Les 1.000 milliards de la BCE en 3 questions

En trois mois, la Banque centrale européenne a mis sur la table 1.000 milliards d’euros pour donner de l’air au système financier. Mais que font les banques européennes de cette manne exceptionnelle ?
Le guichet est une nouvelle fois grand ouvert. La BCE a annoncé mercredi avoir alloué 529,53 milliards d’euros à 800 banques de la zone euro. C’est la deuxième opération de ce type en moins de trois mois. La première opération, baptisée LTRO (Long Term Refinancing Operation) s’était déroulée en décembre. Elle avait mis 489 milliards d’euros à la disposition de 523 établissements financiers. Au total, la BCE a donc mis sur la table 1000 milliards d’euros pour donner de l’air au système financier. Même si les flux nets injectés dans le système financier sont moindres (environ 500 milliards selon la BCE), l’effort reste considérable.
Pourquoi un tel activisme ?
« En décembre dernier, nous avons frôlé l’arrêt cardiaque du système financier », rappelle Fabrice Cousté, DG de CMC Markets France, plateforme mondiale de trading en ligne.
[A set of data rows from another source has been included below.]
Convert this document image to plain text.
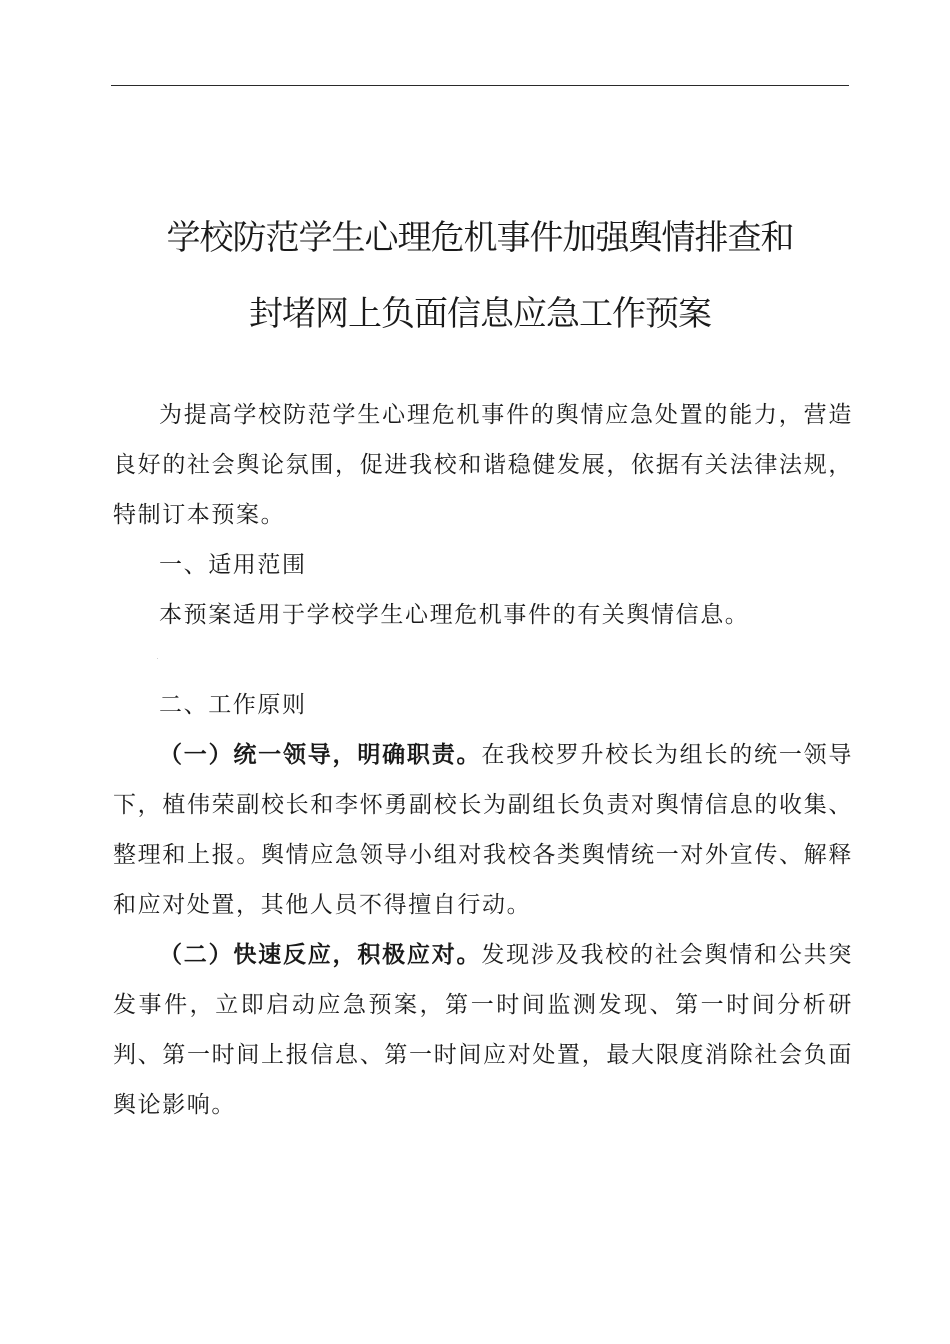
学校防范学生心理危机事件加强舆情排查和
封堵网上负面信息应急工作预案

为提高学校防范学生心理危机事件的舆情应急处置的能力，营造良好的社会舆论氛围，促进我校和谐稳健发展，依据有关法律法规，特制订本预案。

一、适用范围

本预案适用于学校学生心理危机事件的有关舆情信息。

二、工作原则

（一）统一领导，明确职责。在我校罗升校长为组长的统一领导下，植伟荣副校长和李怀勇副校长为副组长负责对舆情信息的收集、整理和上报。舆情应急领导小组对我校各类舆情统一对外宣传、解释和应对处置，其他人员不得擅自行动。

（二）快速反应，积极应对。发现涉及我校的社会舆情和公共突发事件，立即启动应急预案，第一时间监测发现、第一时间分析研判、第一时间上报信息、第一时间应对处置，最大限度消除社会负面舆论影响。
Les marchés financiers se fermaient, notamment pour l’Espagne et l’Italie, deux poids lourds de la zone euro. Ces deux pays étaient obligés de payer des taux d’intérêt trop élevés (environ 7%) pour se financer sur les marchés obligataires. Résultat : leur dette risquait de devenir incontrôlable. Parallèlement, les banques – qui détiennent des obligations publiques – voyaient leurs cours dévisser en bourse. Il fallait donc intervenir. En lançant son opération LTRO, la BCE a fait d’une pierre deux coups. Elle a redonné de l’oxygène aux banques et réduit le stress financier. Ses achats de titres publics sur les marchés secondaires ont aussi contribué à calmer la situation.
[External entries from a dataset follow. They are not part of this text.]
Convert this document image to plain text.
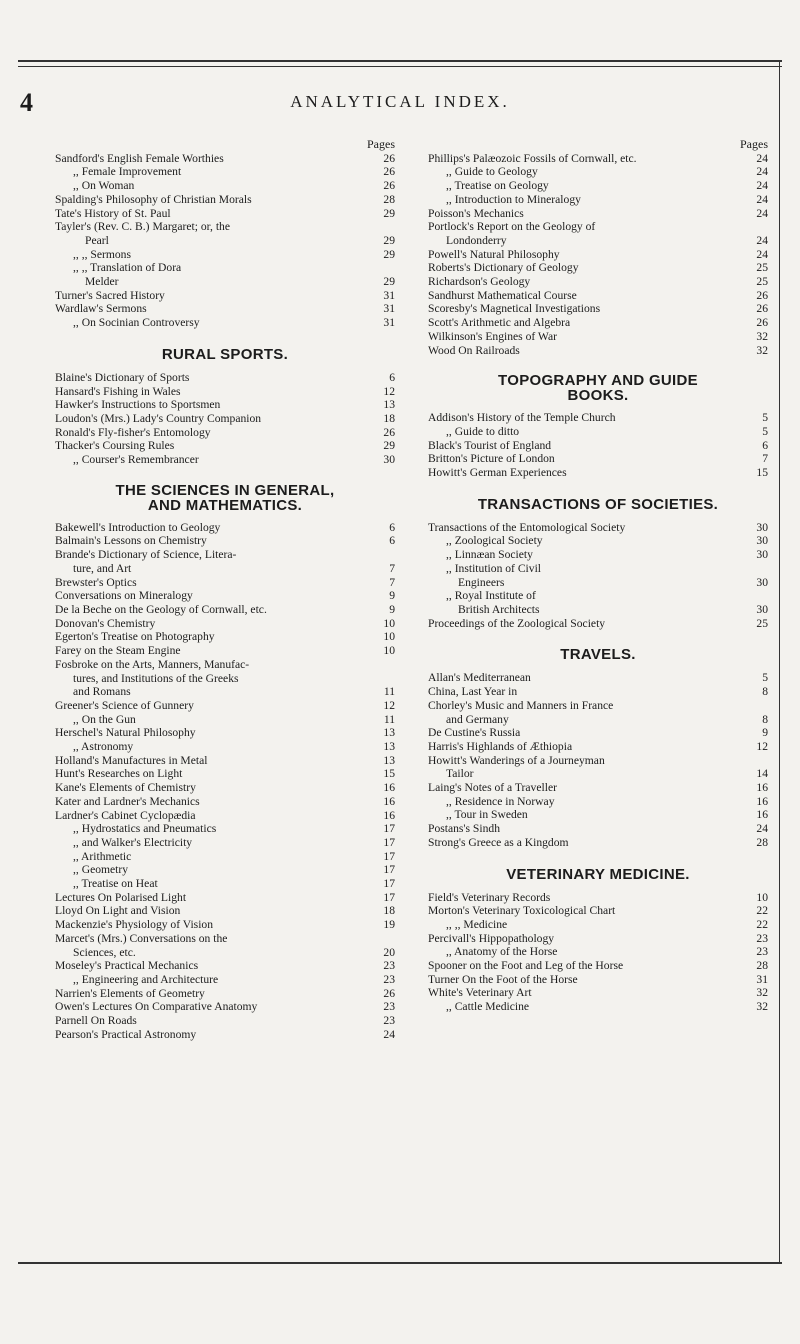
4	ANALYTICAL INDEX.
Pages
Sandford's English Female Worthies	26
,, Female Improvement	26
,, On Woman	26
Spalding's Philosophy of Christian Morals	28
Tate's History of St. Paul	29
Tayler's (Rev. C. B.) Margaret; or, the
Pearl	29
,, ,, Sermons	29
,, ,, Translation of Dora
Melder	29
Turner's Sacred History	31
Wardlaw's Sermons	31
,, On Socinian Controversy	31
RURAL SPORTS.
Blaine's Dictionary of Sports	6
Hansard's Fishing in Wales	12
Hawker's Instructions to Sportsmen	13
Loudon's (Mrs.) Lady's Country Companion	18
Ronald's Fly-fisher's Entomology	26
Thacker's Coursing Rules	29
,, Courser's Remembrancer	30
THE SCIENCES IN GENERAL,
AND MATHEMATICS.
Bakewell's Introduction to Geology	6
Balmain's Lessons on Chemistry	6
Brande's Dictionary of Science, Litera-
ture, and Art	7
Brewster's Optics	7
Conversations on Mineralogy	9
De la Beche on the Geology of Cornwall, etc.	9
Donovan's Chemistry	10
Egerton's Treatise on Photography	10
Farey on the Steam Engine	10
Fosbroke on the Arts, Manners, Manufac-
tures, and Institutions of the Greeks
and Romans	11
Greener's Science of Gunnery	12
,, On the Gun	11
Herschel's Natural Philosophy	13
,, Astronomy	13
Holland's Manufactures in Metal	13
Hunt's Researches on Light	15
Kane's Elements of Chemistry	16
Kater and Lardner's Mechanics	16
Lardner's Cabinet Cyclopædia	16
,, Hydrostatics and Pneumatics	17
,, and Walker's Electricity	17
,, Arithmetic	17
,, Geometry	17
,, Treatise on Heat	17
Lectures On Polarised Light	17
Lloyd On Light and Vision	18
Mackenzie's Physiology of Vision	19
Marcet's (Mrs.) Conversations on the
Sciences, etc.	20
Moseley's Practical Mechanics	23
,, Engineering and Architecture	23
Narrien's Elements of Geometry	26
Owen's Lectures On Comparative Anatomy	23
Parnell On Roads	23
Pearson's Practical Astronomy	24
Pages
Phillips's Palæozoic Fossils of Cornwall, etc.	24
,, Guide to Geology	24
,, Treatise on Geology	24
,, Introduction to Mineralogy	24
Poisson's Mechanics	24
Portlock's Report on the Geology of
Londonderry	24
Powell's Natural Philosophy	24
Roberts's Dictionary of Geology	25
Richardson's Geology	25
Sandhurst Mathematical Course	26
Scoresby's Magnetical Investigations	26
Scott's Arithmetic and Algebra	26
Wilkinson's Engines of War	32
Wood On Railroads	32
TOPOGRAPHY AND GUIDE
BOOKS.
Addison's History of the Temple Church	5
,, Guide to ditto	5
Black's Tourist of England	6
Britton's Picture of London	7
Howitt's German Experiences	15
TRANSACTIONS OF SOCIETIES.
Transactions of the Entomological Society	30
,, Zoological Society	30
,, Linnæan Society	30
,, Institution of Civil
Engineers	30
,, Royal Institute of
British Architects	30
Proceedings of the Zoological Society	25
TRAVELS.
Allan's Mediterranean	5
China, Last Year in	8
Chorley's Music and Manners in France
and Germany	8
De Custine's Russia	9
Harris's Highlands of Æthiopia	12
Howitt's Wanderings of a Journeyman
Tailor	14
Laing's Notes of a Traveller	16
,, Residence in Norway	16
,, Tour in Sweden	16
Postans's Sindh	24
Strong's Greece as a Kingdom	28
VETERINARY MEDICINE.
Field's Veterinary Records	10
Morton's Veterinary Toxicological Chart	22
,, ,, Medicine	22
Percivall's Hippopathology	23
,, Anatomy of the Horse	23
Spooner on the Foot and Leg of the Horse	28
Turner On the Foot of the Horse	31
White's Veterinary Art	32
,, Cattle Medicine	32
Concrètement, comment les banques utilisent-elles les liquidités de la BCE ?
Le LTRO est une opération de prêt avec collatéral. Les banques fournissent des titres à la BCE. En échange, celle-ci met à disposition des liquidités pour 3 ans à un taux d’intérêt défiant toute concurrence : 1%. Pour rappel, il y a trois mois, les banques françaises jugées de bonne qualité (BNP, Société générale) se refinançaient sur le marché obligataire à 4,5/5% pour 3 ans, rappelle Arnaud Raimon, Président de la société d’asset management Aliénor Capital. Les conditions se sont donc nettement améliorées. Une fois leurs liquidités en poche, les banques ont plusieurs options. Les plus frileuses replacent ces liquidités aux guichets de la BCE à un taux peu attractif plutôt que de prendre le risque de financer des entreprises, des ménages ou d’autres banques. Cependant d’autres banques se livrent à des opérations de « carry trade » beaucoup plus juteuses. Elles empruntent à 1 % auprès de la BCE et prêtent ensuite aux gouvernements à des taux plus élevés. A ce jeu les banques espagnoles sont les plus actives : elles ont acheté 32 milliards d’euros d’actifs publics en janvier et 22 milliards en décembre. Ce « carry trade » pourrait paraître honteux ; il a pourtant un effet positif, note Arnaud Raimon. En effet, il contribue à faire baisser les taux d’intérêt à long terme dans les pays d’Europe du Sud.
Les banques utilisent-elles aussi l’argent de la BCE pour financer l’économie ?
Il est encore trop tôt pour le dire. Les flux de prêts au secteur privé ont baissé en novembre et décembre (-16 et -72 milliards d’euros respectivement). On peut toutefois constater que les flux de crédit ont rebondi en janvier (+37 milliards) et que le timide dégel du marché interbancaire présage un desserrement des standards de prêts, estime Bruno Cavalier, économiste d’Oddo Securities. Grâce au LTRO, les banques peuvent enfin avoir une offre de crédit pour les particuliers et les entreprises, constate Arnaud Raimon. Cependant, il ne faut pas oublier que de la demande de crédit reste en berne. En France, par exemple, la consommation baisse à un rythme de 2% l’an. Difficile dans ces conditions, d’obtenir un rebond du crédit, même si les banques sont mieux disposées. Le président de l’institution de Francfort Mario Draghi a exhorté dimanche les banques à soutenir la croissance économique en prêtant aux ménages et aux entreprises les liquidités empruntées. L’agence de notation Fitch estime toutefois qu’il est peu probable que ces fonds débouchent sur une forte croissance du crédit, « étant donné l’absence de toute demande notable » en Europe. L’injection de liquidités a ses limites.